The biology index includes a mixture of botany, zoology, evolution, genetics and physiology. A number of these categories overlap with medicine to such an extent that the two can be hard to separate. Pasteur was a microbiologist, yet he is listed under medicine because of his seminal role in establishing the germ theory of disease. On the other hand, several prominent individuals in the biology section worked so extensively with the properties and circulation of human blood that they might just as well have been listed under medicine. These include Realdo Colombo, Michael Servetus, William Harvey, Johannes Purkinje and finally Karl Landsteiner, whose fine work on blood groups was of tremendous importance for surgery.

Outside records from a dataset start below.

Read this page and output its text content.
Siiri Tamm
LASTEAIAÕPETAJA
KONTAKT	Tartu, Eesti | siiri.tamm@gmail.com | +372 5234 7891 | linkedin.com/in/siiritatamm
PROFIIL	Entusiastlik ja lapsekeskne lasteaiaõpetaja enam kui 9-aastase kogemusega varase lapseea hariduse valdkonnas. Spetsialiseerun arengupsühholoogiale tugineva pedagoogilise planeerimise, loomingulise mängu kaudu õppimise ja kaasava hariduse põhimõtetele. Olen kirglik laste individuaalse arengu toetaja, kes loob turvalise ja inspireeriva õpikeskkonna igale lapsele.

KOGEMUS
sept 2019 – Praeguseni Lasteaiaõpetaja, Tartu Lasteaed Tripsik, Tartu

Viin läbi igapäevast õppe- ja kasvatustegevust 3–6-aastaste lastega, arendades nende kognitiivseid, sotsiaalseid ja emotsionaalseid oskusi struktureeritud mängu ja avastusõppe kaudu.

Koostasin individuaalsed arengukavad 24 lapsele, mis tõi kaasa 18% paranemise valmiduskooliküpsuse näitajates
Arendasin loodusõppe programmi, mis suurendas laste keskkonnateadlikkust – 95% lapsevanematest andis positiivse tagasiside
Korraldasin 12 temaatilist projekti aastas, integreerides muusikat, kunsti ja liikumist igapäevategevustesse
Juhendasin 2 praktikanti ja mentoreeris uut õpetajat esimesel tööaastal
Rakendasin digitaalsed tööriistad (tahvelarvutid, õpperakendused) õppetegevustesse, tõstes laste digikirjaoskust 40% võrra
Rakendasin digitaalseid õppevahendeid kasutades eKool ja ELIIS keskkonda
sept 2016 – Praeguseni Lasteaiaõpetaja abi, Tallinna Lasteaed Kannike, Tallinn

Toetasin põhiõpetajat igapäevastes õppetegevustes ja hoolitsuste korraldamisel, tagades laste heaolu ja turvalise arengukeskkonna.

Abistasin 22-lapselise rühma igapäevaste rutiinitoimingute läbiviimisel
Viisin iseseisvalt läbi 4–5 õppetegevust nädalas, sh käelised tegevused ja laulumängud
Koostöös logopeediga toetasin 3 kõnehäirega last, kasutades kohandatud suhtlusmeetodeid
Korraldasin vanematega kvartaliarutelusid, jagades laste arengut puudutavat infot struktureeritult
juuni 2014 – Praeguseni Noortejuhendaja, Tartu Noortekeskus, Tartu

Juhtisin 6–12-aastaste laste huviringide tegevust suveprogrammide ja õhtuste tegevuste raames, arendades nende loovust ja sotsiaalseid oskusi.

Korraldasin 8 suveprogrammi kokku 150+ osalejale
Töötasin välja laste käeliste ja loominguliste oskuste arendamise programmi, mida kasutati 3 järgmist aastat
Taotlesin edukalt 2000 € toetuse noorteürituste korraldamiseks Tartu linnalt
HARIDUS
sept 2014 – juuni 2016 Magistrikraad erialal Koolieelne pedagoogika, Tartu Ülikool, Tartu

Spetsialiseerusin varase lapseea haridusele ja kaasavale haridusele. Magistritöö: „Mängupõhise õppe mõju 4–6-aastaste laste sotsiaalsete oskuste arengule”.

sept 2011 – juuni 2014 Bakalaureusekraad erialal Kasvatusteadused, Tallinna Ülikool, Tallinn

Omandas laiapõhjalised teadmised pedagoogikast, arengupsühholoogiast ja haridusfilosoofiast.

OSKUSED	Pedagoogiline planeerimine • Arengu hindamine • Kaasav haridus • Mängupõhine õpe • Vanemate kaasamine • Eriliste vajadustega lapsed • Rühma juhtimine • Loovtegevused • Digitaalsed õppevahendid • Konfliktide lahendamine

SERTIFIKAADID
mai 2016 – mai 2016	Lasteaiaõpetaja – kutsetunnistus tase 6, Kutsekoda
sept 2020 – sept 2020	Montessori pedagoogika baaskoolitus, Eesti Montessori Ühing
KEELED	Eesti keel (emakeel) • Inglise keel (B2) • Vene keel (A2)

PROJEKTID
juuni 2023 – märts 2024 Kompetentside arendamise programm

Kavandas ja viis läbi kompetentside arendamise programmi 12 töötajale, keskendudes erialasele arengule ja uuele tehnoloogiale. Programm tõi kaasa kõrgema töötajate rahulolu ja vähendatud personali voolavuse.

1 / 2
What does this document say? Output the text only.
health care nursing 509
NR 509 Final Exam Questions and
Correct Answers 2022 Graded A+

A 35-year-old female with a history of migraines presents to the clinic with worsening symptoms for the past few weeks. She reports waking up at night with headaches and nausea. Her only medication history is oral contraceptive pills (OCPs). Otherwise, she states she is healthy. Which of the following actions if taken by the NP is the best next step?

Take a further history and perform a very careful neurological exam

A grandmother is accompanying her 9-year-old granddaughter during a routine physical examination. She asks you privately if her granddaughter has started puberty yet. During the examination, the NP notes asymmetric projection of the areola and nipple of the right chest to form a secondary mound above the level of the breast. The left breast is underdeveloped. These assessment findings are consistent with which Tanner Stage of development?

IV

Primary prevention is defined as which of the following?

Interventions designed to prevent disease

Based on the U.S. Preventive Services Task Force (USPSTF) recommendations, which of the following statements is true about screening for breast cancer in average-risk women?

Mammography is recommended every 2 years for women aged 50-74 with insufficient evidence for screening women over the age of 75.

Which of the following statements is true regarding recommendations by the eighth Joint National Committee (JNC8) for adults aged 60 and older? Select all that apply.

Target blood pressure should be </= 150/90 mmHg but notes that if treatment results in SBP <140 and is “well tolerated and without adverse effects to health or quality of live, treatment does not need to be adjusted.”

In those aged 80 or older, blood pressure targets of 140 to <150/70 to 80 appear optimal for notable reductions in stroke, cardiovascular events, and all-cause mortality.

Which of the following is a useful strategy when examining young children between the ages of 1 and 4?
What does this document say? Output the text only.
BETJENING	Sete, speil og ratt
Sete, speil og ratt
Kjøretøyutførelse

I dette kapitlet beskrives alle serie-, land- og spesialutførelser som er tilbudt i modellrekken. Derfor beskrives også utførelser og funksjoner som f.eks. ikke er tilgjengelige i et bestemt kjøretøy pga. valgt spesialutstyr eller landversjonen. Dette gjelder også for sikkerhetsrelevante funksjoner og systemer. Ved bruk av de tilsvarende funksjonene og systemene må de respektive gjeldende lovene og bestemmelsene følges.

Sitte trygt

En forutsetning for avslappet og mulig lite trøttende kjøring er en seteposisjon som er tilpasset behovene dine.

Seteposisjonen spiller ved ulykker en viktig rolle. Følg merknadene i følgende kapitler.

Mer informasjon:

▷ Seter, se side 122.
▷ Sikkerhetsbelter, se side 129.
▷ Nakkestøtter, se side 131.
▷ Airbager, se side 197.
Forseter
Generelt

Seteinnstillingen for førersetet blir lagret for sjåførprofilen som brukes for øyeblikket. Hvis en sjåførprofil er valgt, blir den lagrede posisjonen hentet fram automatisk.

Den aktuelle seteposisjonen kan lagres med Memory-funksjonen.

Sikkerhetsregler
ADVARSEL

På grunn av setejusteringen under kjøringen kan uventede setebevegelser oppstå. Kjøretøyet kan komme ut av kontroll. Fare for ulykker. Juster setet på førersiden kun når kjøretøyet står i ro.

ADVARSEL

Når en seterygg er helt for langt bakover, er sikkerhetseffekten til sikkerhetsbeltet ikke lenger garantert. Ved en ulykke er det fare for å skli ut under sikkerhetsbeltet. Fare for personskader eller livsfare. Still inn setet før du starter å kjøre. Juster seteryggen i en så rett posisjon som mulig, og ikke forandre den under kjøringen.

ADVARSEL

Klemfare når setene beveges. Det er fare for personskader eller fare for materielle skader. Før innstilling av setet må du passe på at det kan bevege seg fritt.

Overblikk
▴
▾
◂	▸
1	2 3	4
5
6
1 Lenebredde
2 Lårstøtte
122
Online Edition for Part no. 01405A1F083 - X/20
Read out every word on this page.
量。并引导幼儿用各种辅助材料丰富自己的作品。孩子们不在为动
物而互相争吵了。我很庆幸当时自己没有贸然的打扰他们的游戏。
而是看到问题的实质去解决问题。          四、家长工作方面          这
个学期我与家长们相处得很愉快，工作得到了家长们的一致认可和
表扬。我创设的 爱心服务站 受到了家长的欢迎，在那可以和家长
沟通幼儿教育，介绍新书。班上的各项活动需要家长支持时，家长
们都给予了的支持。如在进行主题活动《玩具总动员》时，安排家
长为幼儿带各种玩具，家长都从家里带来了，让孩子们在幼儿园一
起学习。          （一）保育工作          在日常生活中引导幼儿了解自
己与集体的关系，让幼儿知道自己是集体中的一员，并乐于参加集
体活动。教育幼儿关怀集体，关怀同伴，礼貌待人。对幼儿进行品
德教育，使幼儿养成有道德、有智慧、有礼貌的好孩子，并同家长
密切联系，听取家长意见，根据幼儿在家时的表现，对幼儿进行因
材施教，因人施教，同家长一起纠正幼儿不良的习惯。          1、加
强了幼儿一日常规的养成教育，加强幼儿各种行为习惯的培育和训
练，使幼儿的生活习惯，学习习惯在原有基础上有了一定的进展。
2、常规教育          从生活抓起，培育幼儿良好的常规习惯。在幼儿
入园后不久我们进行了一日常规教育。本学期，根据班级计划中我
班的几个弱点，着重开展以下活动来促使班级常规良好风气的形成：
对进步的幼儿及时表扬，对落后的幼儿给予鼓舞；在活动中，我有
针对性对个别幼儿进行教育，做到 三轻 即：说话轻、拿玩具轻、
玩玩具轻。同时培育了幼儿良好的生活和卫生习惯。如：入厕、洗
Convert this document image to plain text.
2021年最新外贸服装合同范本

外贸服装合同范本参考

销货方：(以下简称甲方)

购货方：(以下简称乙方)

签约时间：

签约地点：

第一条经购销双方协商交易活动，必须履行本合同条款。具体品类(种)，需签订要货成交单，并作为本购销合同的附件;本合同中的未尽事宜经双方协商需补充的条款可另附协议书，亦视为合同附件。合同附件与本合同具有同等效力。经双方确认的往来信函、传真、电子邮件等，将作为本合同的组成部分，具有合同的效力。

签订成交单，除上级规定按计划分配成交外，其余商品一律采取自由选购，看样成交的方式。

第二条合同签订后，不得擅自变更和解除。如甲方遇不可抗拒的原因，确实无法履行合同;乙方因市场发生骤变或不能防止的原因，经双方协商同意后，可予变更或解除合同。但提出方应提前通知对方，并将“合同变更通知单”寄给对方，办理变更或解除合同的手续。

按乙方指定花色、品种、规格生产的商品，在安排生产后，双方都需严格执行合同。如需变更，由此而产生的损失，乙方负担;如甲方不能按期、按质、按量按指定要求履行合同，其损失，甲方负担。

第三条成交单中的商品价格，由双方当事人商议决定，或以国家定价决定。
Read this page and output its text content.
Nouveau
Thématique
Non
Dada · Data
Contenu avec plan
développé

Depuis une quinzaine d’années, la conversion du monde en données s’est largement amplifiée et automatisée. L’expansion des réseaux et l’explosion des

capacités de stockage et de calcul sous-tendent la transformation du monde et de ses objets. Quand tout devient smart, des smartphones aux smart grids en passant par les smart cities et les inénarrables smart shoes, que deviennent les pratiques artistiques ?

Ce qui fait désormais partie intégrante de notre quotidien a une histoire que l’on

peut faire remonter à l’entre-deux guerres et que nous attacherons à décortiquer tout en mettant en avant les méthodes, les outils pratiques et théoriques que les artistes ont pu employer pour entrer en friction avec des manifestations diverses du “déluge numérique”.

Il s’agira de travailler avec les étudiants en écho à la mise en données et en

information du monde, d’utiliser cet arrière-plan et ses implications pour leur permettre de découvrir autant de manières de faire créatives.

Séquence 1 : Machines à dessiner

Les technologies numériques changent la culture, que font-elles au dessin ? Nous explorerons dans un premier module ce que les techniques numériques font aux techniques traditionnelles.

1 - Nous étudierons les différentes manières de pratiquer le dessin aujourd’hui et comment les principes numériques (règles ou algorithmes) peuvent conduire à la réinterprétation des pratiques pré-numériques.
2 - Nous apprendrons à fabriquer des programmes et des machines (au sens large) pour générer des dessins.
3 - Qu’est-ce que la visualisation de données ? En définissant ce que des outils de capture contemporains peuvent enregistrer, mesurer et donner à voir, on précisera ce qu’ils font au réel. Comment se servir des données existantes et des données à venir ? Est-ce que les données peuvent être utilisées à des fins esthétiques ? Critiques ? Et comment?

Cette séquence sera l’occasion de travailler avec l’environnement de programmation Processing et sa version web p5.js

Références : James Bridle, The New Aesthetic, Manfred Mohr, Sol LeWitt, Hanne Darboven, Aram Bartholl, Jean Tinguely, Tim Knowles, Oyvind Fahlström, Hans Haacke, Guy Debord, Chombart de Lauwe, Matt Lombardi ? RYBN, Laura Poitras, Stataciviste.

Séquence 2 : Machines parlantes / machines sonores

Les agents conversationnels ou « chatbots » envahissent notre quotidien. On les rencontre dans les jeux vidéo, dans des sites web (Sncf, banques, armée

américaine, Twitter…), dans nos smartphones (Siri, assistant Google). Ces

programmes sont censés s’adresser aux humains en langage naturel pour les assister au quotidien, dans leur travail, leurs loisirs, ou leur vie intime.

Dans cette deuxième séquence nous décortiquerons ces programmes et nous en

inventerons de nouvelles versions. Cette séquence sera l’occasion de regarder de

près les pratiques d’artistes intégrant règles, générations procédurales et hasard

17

The same principle applies to those studying physiology, anatomy, the nervous system and the human brain, for instance neurologists like the Nobel laureates Camillo Golgi and Santiago Ramón y Cajal, although Thomas Willis, the English doctor who founded modern neurology in the 1660s, is listed in medicine. The French nineteenth century physiologist Claude Bernard, one of the founders of experimental medicine, is listed in both medicine and biology.

One could debate whether Lamarck is ranked too high or Mendel too low, but they both belong on the list. Lamarck’s theory of evolution was wrong, but he contributed to interest in the concept and founded invertebrate zoology. Georges Cuvier founded comparative anatomy and paleontology as disciplines. Morgan is the only person born in the USA to make it to the top five in any science category, thanks to his fine work on chromosomes and heredity.

The Italian physiologists Marcello Malpighi and Lazzaro Spallanzani, the Dutch naturalist Jan Swammerdam, the German physiologist Theodor Schwann and the German embryologists Karl Ernst von Baer and Ernst Haeckel all used microscopes for some of their biological investigations between the seventeenth and nineteenth centuries, a tool which opened up vast new research possibilities. Why isn’t the Dutch microscopist Antonie van Leeuwenhoek ranked, although in the 1670s and 80s he was the first person in the world to see bacteria?

One could claim that the biochemists Alexander Oparin and J. B. S. Haldane haven’t been properly credited for their “primordial soup” hypothesis regarding the origins of life in Earth, experimentally tested by Stanley Miller and Harold Urey at the University of Chicago in 1952. Obviously, nobody knows how life first came into being on our planet or elsewhere, and the answers will differ greatly depending upon the religious views of those you ask. Nonetheless, regardless of whether or not you agree with their hypothesis, Oparin’s and Haldane’s ideas substantially influenced this field of research and should be mentioned.